Mechanical Power in Pediatric Mechanical Ventilation
Mechanical power should be considered when setting ventilation parameters in pediatric patients to minimize ventilator-induced lung injury, though specific power targets have not been established for the pediatric population. 1
Understanding Mechanical Power in Pediatric Ventilation
Mechanical power represents the energy transferred from the ventilator to the respiratory system per unit of time, combining multiple ventilation parameters:
- Pressure
- Volume
- Flow
- Respiratory rate
This concept is particularly important as it contributes to ventilator-induced lung injury (VILI) in mechanically ventilated children 1.

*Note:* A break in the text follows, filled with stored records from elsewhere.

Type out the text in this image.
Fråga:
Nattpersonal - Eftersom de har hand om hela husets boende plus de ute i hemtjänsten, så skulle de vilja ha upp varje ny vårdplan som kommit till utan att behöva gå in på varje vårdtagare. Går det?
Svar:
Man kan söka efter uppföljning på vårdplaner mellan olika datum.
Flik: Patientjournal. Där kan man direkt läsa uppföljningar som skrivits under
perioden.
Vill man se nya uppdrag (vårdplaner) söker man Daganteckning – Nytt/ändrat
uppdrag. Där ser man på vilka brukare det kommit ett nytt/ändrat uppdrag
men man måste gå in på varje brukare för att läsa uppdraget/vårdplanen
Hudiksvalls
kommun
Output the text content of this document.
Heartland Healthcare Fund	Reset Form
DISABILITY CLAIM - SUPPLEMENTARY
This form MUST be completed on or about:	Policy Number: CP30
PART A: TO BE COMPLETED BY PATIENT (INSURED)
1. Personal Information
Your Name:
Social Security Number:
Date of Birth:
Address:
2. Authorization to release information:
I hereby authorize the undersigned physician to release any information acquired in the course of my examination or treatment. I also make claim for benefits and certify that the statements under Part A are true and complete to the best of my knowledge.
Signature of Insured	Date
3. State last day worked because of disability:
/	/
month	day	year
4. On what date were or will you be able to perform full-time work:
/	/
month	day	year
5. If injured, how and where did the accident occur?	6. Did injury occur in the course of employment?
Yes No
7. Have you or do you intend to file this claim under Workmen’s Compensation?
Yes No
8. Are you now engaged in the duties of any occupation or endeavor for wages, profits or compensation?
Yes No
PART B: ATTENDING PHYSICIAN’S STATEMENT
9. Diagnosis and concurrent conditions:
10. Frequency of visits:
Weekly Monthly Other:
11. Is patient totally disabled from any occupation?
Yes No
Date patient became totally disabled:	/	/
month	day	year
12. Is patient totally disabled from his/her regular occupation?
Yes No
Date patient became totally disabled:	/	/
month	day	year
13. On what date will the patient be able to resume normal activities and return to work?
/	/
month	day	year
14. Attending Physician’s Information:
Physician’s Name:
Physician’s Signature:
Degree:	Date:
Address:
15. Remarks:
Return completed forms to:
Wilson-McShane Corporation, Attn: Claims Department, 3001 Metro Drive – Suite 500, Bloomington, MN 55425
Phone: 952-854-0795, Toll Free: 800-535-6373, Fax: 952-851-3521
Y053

Clinical Application in Different Pediatric Conditions
Restrictive Lung Disease
- Limit plateau pressure ≤28 cmH₂O (≤29-32 cmH₂O if chest wall elastance is increased) 2
- Use higher respiratory rates with lower tidal volumes to maintain minute ventilation 2
- Consider PEEP titration to improve oxygenation, though no specific method is defined 2
Obstructive Airway Disease
- Limit plateau pressure ≤30 cmH₂O 2
- Allow for longer expiratory times to prevent air trapping
- Assess intrinsic PEEP to guide external PEEP settings 2
Pediatric ARDS
- Target physiologic tidal volumes and avoid Vt >10 mL/kg ideal body weight 2
- For PARDS, follow PALICC guidelines for SpO₂ targets (92-97% when PEEP <10 cmH₂O and 88-92% when PEEP ≥10 cmH₂O) 2
Components of Mechanical Power to Monitor
Tidal Volume
- Target physiologic tidal volumes 2
- Avoid Vt >10 mL/kg ideal body weight 2
- In lung hypoplasia syndromes, optimal Vt may be smaller than physiologic due to lower lung volumes 2
Respiratory Rate
- Set respiratory rate based on respiratory system mechanics and disease trajectory 2
- Higher rates may be needed in restrictive disease to maintain minute ventilation 2
Pressure Settings
- Monitor and limit plateau pressure according to disease type 2
- Balance PEEP settings with hemodynamics and oxygenation 2
Inspiratory Time/I:E Ratio
- Set based on respiratory system mechanics and time constants 2
- Avoid flow end-inspiratory or expiratory flow interruption 2
Special Considerations
Spontaneous Breathing
- Maintain spontaneous breathing when possible 2
- Consider controlled mechanical ventilation for severely ill children requiring high ventilator settings 2
Cardiac Children
- Positive pressure ventilation may reduce work of breathing and afterload in LV failure but increase afterload in RV failure 2
- Titrate ventilator settings more carefully in cardiac children 2
Chronically Ventilated Children
- Apply same principles as for acute respiratory conditions during exacerbations 2
- Preserve spontaneous breathing when possible 2
Pitfalls and Challenges
Limited Pediatric-Specific Data: Most mechanical ventilation practices in pediatrics have been adapted from adult protocols, neglecting differences in lung pathophysiology and response to injury 3
Variability in Practice: Substantial variation exists in ventilator management for children with ARDS, with clinicians often not following protocol recommendations 4
Monitoring Challenges: Unlike in adults, there are no established mechanical power thresholds for children that correlate with outcomes
Balancing Components: Focusing on individual parameters (like tidal volume) without considering their combined effect as mechanical power may lead to suboptimal ventilation strategies
Developmental Considerations: The impact of mechanical power likely varies with age and developmental stage of the child's respiratory system
Clinical Implications
While the concept of mechanical power is important in pediatric mechanical ventilation, current guidelines do not provide specific targets. Instead, clinicians should focus on:
- Limiting plateau pressures according to disease type 2
- Using appropriate tidal volumes (avoiding >10 mL/kg) 2
- Setting respiratory rates based on disease and mechanics 2
- Titrating PEEP to optimize oxygenation while monitoring hemodynamics 2
- Maintaining spontaneous breathing when appropriate 2
By considering these components collectively as contributors to mechanical power, clinicians can work to minimize ventilator-induced lung injury in pediatric patients.